Naturally, this led her to question the existence of such a right in Scots common law. Her analysis focused on the foundation of Lord Bannatyne’s reasoning, the case of Campbell v MGN Ltd. She noted that this case only focused on one particular aspect of invasion of privacy – the wrongful disclosure of private information – as opposed to a general right to privacy [78]. Further, the case simply elaborated on, and explained, the extent to which private information may be protected at common law [80]. It did not, as Lord Bannatyne concluded, establish a fully protected right of privacy (akin to the all-embracing cause of action for invasion of privacy in the US).

That being said, Lady Dorrian did agree with Lord Bannatyne that obligations of confidence would probably be interpreted in the same way in Scotland as they are in England under Articles 8 and 10 ECHR. However, in her view, this did not mean that a widely applicable general right of privacy existed in Scotland [83].

Finally, Lady Dorrian considered other cases that Lord Bannatyne used to support his conclusions. The first, Henderson v Chief Constable of Fife Police (only available on Westlaw), she argued was related to the issue of liberty and the limits of police authority, not privacy.
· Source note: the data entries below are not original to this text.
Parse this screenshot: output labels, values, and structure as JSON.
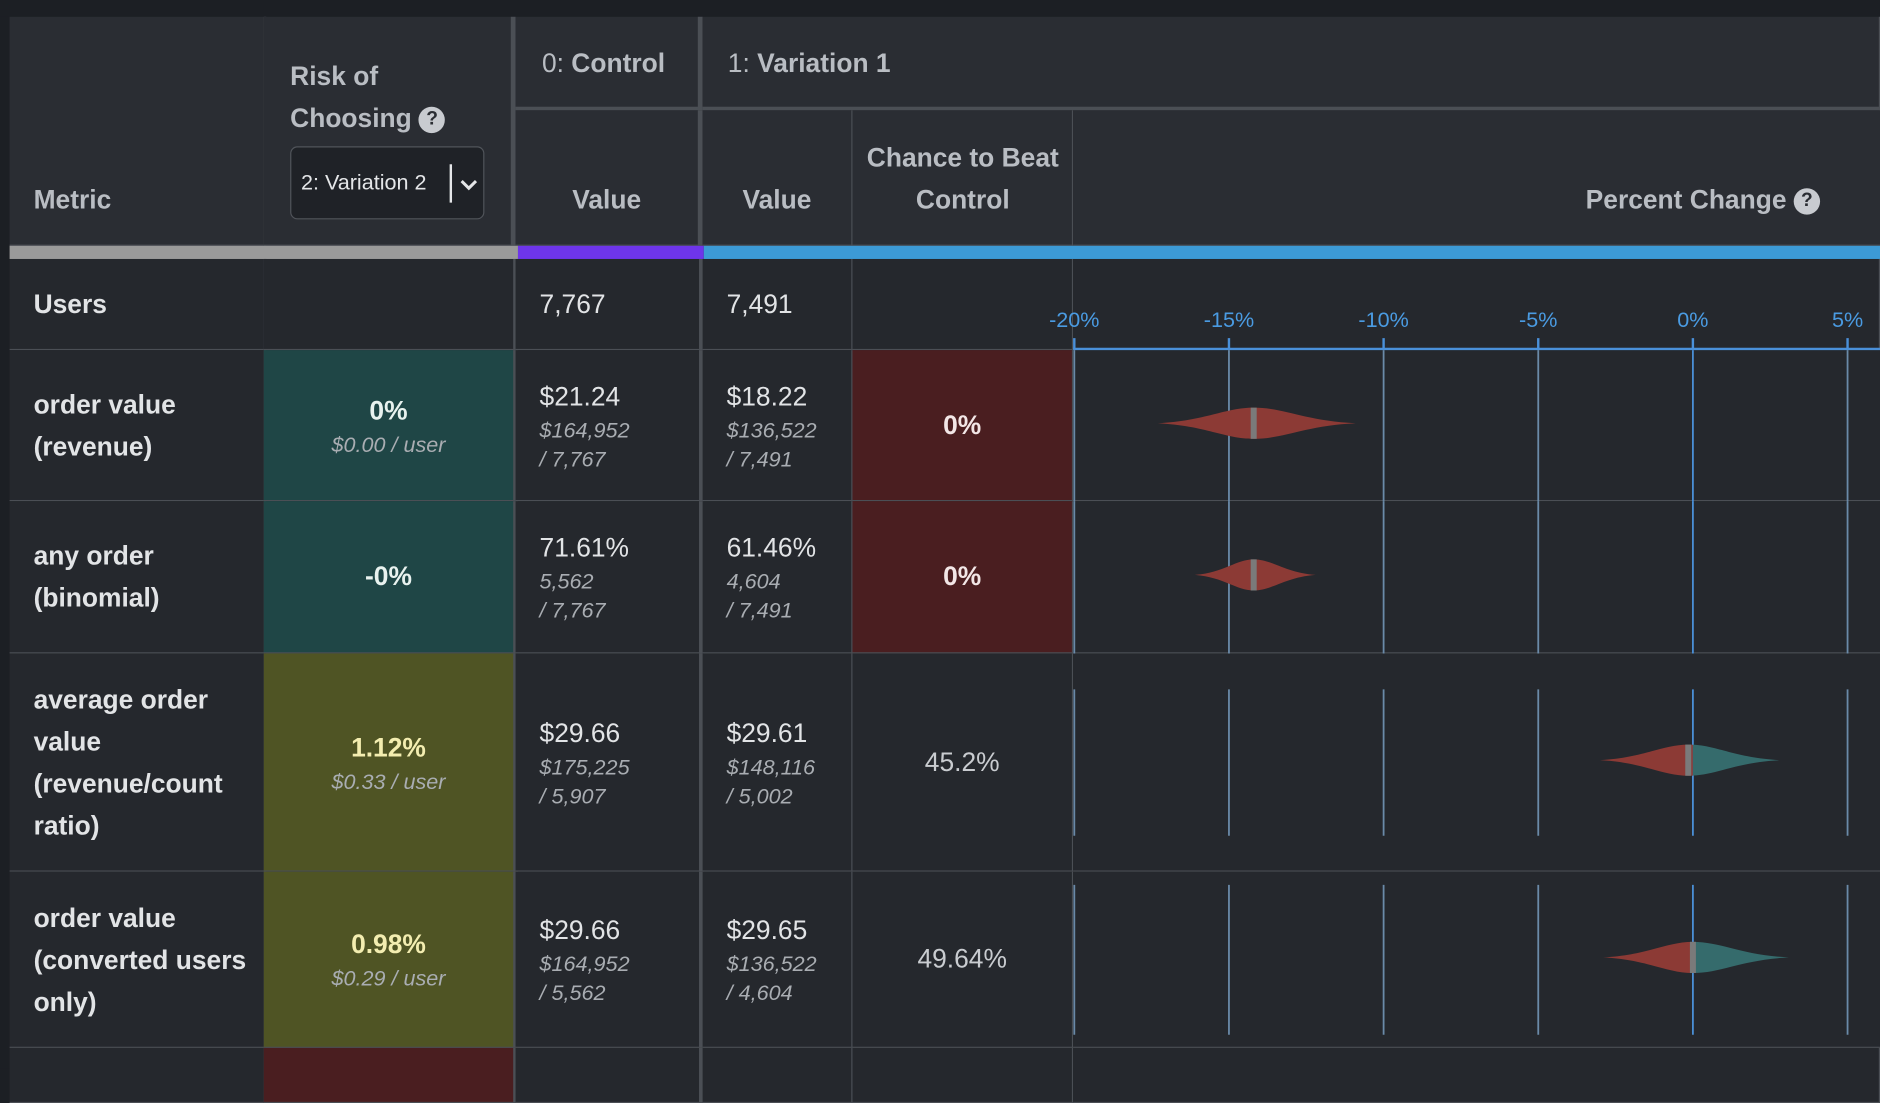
{
  "header": {
    "metric": "Metric",
    "risk_title": "Risk of Choosing",
    "risk_select": "2: Variation 2",
    "control": {
      "index": "0:",
      "name": "Control"
    },
    "variation": {
      "index": "1:",
      "name": "Variation 1"
    },
    "value": "Value",
    "chance": "Chance to Beat Control",
    "percent_change": "Percent Change"
  },
  "users": {
    "label": "Users",
    "control": "7,767",
    "variation": "7,491"
  },
  "axis": {
    "xlim": [
      -20,
      6.05
    ],
    "xticks": [
      {
        "value": -20,
        "label": "-20%"
      },
      {
        "value": -15,
        "label": "-15%"
      },
      {
        "value": -10,
        "label": "-10%"
      },
      {
        "value": -5,
        "label": "-5%"
      },
      {
        "value": 0,
        "label": "0%"
      },
      {
        "value": 5,
        "label": "5%"
      }
    ]
  },
  "rows": [
    {
      "metric": "order value (revenue)",
      "risk": "0%",
      "risk_per_user": "$0.00 / user",
      "control_value": "$21.24",
      "control_num": "$164,952",
      "control_den": "/ 7,767",
      "variation_value": "$18.22",
      "variation_num": "$136,522",
      "variation_den": "/ 7,491",
      "chance": "0%",
      "violin": {
        "low": -17.3,
        "mid": -14.2,
        "high": -10.9
      }
    },
    {
      "metric": "any order (binomial)",
      "risk": "-0%",
      "risk_per_user": null,
      "control_value": "71.61%",
      "control_num": "5,562",
      "control_den": "/ 7,767",
      "variation_value": "61.46%",
      "variation_num": "4,604",
      "variation_den": "/ 7,491",
      "chance": "0%",
      "violin": {
        "low": -16.1,
        "mid": -14.2,
        "high": -12.2
      }
    },
    {
      "metric": "average order value (revenue/count ratio)",
      "risk": "1.12%",
      "risk_per_user": "$0.33 / user",
      "control_value": "$29.66",
      "control_num": "$175,225",
      "control_den": "/ 5,907",
      "variation_value": "$29.61",
      "variation_num": "$148,116",
      "variation_den": "/ 5,002",
      "chance": "45.2%",
      "violin": {
        "low": -3.0,
        "mid": -0.15,
        "high": 2.8
      }
    },
    {
      "metric": "order value (converted users only)",
      "risk": "0.98%",
      "risk_per_user": "$0.29 / user",
      "control_value": "$29.66",
      "control_num": "$164,952",
      "control_den": "/ 5,562",
      "variation_value": "$29.65",
      "variation_num": "$136,522",
      "variation_den": "/ 4,604",
      "chance": "49.64%",
      "violin": {
        "low": -2.9,
        "mid": 0.0,
        "high": 3.1
      }
    }
  ]
}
The second case, , Martin v McGuinness, she said merely reflected on a general right of privacy in obiter, simply as a response to submissions that were made on the point.  As such, Lady Dorrian did not see how these strengthened Lord Bannatyne’s conclusions [84].

In light of the above, Lady Dorrian begged leave to doubt that the right to privacy in Scots law had reached the absolute stage suggested by Lord Bannatyne. Lord Menzies shared such concerns, but as there was no cross-appeal on this point he did not express any views on the subject [124]. Nor did Lord Malcom, who did not consider it “necessary to dwell” on the current state of the law concerning whether such a right existed.


It is important to note that Lady Dorrian’s remarks were not central to her analysis in deciding the outcome of the reclaiming motion. Indeed, as mentioned above, she simply felt like the matter could not pass without comment. Lord Bannatyne’s conclusion on this point has not, therefore, been overruled.

However, Lady Dorrian’s judgment does cast a huge shadow of doubt over the strength of his analysis. Such doubt should be a caution for any future petitioner who wishes to rely on their right to privacy under the Scottish common law.